There are several artworks by painter Josef Telfner (1874–1948) at the Turmwirt. How come?
Josef Telfner used to live on a Gudon farm. He would come to the Turmwirt to drink wine. When he had no money, he left pictures instead. This is how we acquired our first Telfner pieces. My father then bought some more, including paintings that show our house. But now I think our collection is big enough. (Laughs.)
Do you have any traditions you have cultivated for generations at the Turmwirt?
My mother and I used to talk for hours before going to sleep. I do the same with my son Pius; we sit on the bed and talk. Even when you spend every day together, there is hardly any time to talk with all the work.
And yet, it is so important to gather and talk. Shared time is something our guests value especially when they sit and eat. This is why I’m convinced that pubs are the future.
What can the older generation do to bring young people back to the house?
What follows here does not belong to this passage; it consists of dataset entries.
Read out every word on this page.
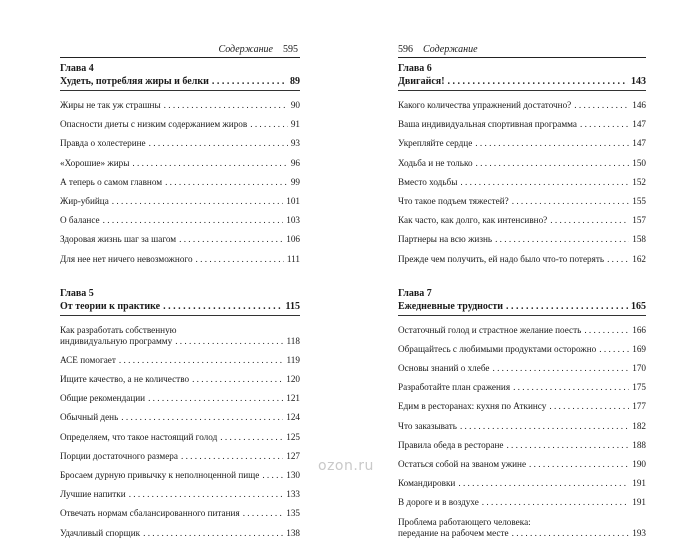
Содержание 595
Глава 4
Худеть, потребляя жиры и белки . . .	89
Жиры не так уж страшны . . .	90
Опасности диеты с низким содержанием жиров . . .	91
Правда о холестерине . . .	93
«Хорошие» жиры . . .	96
А теперь о самом главном . . .	99
Жир-убийца . . .	101
О балансе . . .	103
Здоровая жизнь шаг за шагом . . .	106
Для нее нет ничего невозможного . . .	111
Глава 5
От теории к практике . . .	115
Как разработать собственную
индивидуальную программу . . .	118
АСЕ помогает . . .	119
Ищите качество, а не количество . . .	120
Общие рекомендации . . .	121
Обычный день . . .	124
Определяем, что такое настоящий голод . . .	125
Порции достаточного размера . . .	127
Бросаем дурную привычку к неполноценной пище . . .	130
Лучшие напитки . . .	133
Отвечать нормам сбалансированного питания . . .	135
Удачливый спорщик . . .	138
596 Содержание
Глава 6
Двигайся! . . .	143
Какого количества упражнений достаточно? . . .	146
Ваша индивидуальная спортивная программа . . .	147
Укрепляйте сердце . . .	147
Ходьба и не только . . .	150
Вместо ходьбы . . .	152
Что такое подъем тяжестей? . . .	155
Как часто, как долго, как интенсивно? . . .	157
Партнеры на всю жизнь . . .	158
Прежде чем получить, ей надо было что-то потерять . . .	162
Глава 7
Ежедневные трудности . . .	165
Остаточный голод и страстное желание поесть . . .	166
Обращайтесь с любимыми продуктами осторожно . . .	169
Основы знаний о хлебе . . .	170
Разработайте план сражения . . .	175
Едим в ресторанах: кухня по Аткинсу . . .	177
Что заказывать . . .	182
Правила обеда в ресторане . . .	188
Остаться собой на званом ужине . . .	190
Командировки . . .	191
В дороге и в воздухе . . .	191
Проблема работающего человека:
передание на рабочем месте . . .	193
ozon.ru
They just have to let them do their thing. That’s why I eventually came back after many years abroad. I could apply a lot of what I had learned. First, I didn’t want to come back. I found it boring, there were no challenges. My mother always said it was alright if I didn’t want to continue here. She said they’d close the business some time when they’re too old. But now, everything’s fine and I am glad it turned out this way. I have my two children and plenty to do all day. The danger of boredom has passed. (Laughs.)
Is there some advice you would like to give to future generations?
Gather experience, go abroad. Experiment, but don’t let anybody force ideas upon you. In the end, do what you love, and you’ll be successful.